Au questionnaire, les patients se plaignent généralement [4]:

  • d'une douleur rétrosternale, type serratif/oppression/pesanteur/pression, pouvant irradier dans la mâchoire, au cou ou au bras gauche (parfois même au bras droit ou dans les deux bras) et qui dure > 10 minutes :
    • à l'histoire de la DRS, il faut évaluer la présence de DRS stable dans les mois/années précédents, ce qui augmente la probabilité pré-test qu'il s'agisse bien d'un infarctus
    • typiquement, la douleur est assez sévère, augmentée à l'effort, soulagée au repos, soulagée par la nitroglycérine.
  • de nausées, de vomissements et de diaphorèse
  • d'une dyspnée à l'effort ou au repos d'apparition récente, qui peut être le seul symptôme évoquant le diagnostic ou accompagner la douleur thoracique.
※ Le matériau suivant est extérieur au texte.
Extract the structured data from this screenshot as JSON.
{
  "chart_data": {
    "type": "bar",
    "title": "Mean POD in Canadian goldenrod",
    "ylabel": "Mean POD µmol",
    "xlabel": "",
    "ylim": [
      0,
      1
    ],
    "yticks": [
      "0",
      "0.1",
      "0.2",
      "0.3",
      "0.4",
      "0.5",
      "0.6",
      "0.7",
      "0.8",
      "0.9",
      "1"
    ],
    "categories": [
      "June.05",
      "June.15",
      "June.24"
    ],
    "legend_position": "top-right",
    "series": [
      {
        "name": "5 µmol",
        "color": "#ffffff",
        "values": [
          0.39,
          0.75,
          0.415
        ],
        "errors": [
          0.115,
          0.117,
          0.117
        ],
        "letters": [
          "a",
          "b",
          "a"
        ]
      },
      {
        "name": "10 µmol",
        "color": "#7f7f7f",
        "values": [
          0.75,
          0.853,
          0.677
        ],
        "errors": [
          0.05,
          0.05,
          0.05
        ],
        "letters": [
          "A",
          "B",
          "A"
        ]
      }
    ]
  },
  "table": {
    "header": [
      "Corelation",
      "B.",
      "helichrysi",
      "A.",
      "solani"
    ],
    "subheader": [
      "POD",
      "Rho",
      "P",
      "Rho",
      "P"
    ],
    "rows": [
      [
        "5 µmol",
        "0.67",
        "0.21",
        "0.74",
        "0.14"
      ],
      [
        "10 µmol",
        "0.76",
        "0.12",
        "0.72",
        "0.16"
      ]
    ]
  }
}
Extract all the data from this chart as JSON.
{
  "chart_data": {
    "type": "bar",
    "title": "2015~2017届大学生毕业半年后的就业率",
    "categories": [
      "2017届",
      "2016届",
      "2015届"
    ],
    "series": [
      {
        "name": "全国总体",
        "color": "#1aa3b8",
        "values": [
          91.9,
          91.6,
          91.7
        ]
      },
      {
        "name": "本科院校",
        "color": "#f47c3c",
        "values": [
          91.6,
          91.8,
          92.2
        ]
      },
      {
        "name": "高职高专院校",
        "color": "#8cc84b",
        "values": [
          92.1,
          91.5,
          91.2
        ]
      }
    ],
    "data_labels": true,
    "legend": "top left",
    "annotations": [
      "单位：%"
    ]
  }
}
Les présentations atypiques sont fréquentes et peuvent inclure [4]:

  • une douleur thoracique lancinante ou pleurétique
  • une douleur épigastrique ou abdominale
  • une sensation vague d'indigestion
  • une dyspnée isolée
  • une sensation de fatigue ou de diminution de l'état général.

Bien que tous les patients présentant un SCA soient plus susceptibles de présenter des symptômes typiques que des symptômes atypiques, les présentations atypiques sont plus fréquents chez les > 75 ans, les femmes, les diabétiques, les insuffisants rénaux et ceux atteints de troubles cognitifs.[14]

Il est judicieux d'éliminer la présence d'un saignement actif au niveau digestif, urinaire ou autre à la revue des systèmes étant donné la prescription probable d'antiplaquettaire et d'anticoagulants.

4.3 Examen clinique[modifier | w]

L'examen physique d'un STEMI peut être totalement normal. Le but de l'examen physique est de rechercher des signes de complications ou des diagnostics différentiels. [4]

  • Observation: diaphorèse , agitation
  • Signes vitaux
    • Fréquence cardiaque : une bradycardie est plus fréquente dans les STEMI inférieurs et dans les infarctus qui touchent au système de conduction tandis qu'une tachycardie peut suggérer une arythmie surajoutée
    • Tension artérielle : une hypotension est un signe de gravité (suggérant un choc cardiogénique ou un infarctus inférieur)
    • Rythme respiratoire et saturation : une tachypnée et une désaturation peuvent signaler un oedème aiguë du poumon
    • Température : toujours essentielle pour voir s'il y a une autre condition médicale associée
  • Examen cardiaque
    • La présence de souffle cardiaque de novo doit nous faire penser à une régurgitation mitrale aiguë.
    • La présence d'un B3 ou d'un B4 nous indique une insuffisance cardiaque gauche de novo ou préexistante.
  • Examen pulmonaire : à la recherche de crépitants (surcharge)
  • Examen vasculaire périphérique : vérifier la présence de pouls périphérique symétrique et la tension artérielle différentielle aux deux bras (n'élimine pas la dissection aortique[note 1], mais permet de l'inclure dans le diagnostic différentiel)
  • Examen abdominal : éliminer une condition abdominale qui pourrait imiter l'infarctus (ex. gastrite, maladie des voies biliaires, pancréatite).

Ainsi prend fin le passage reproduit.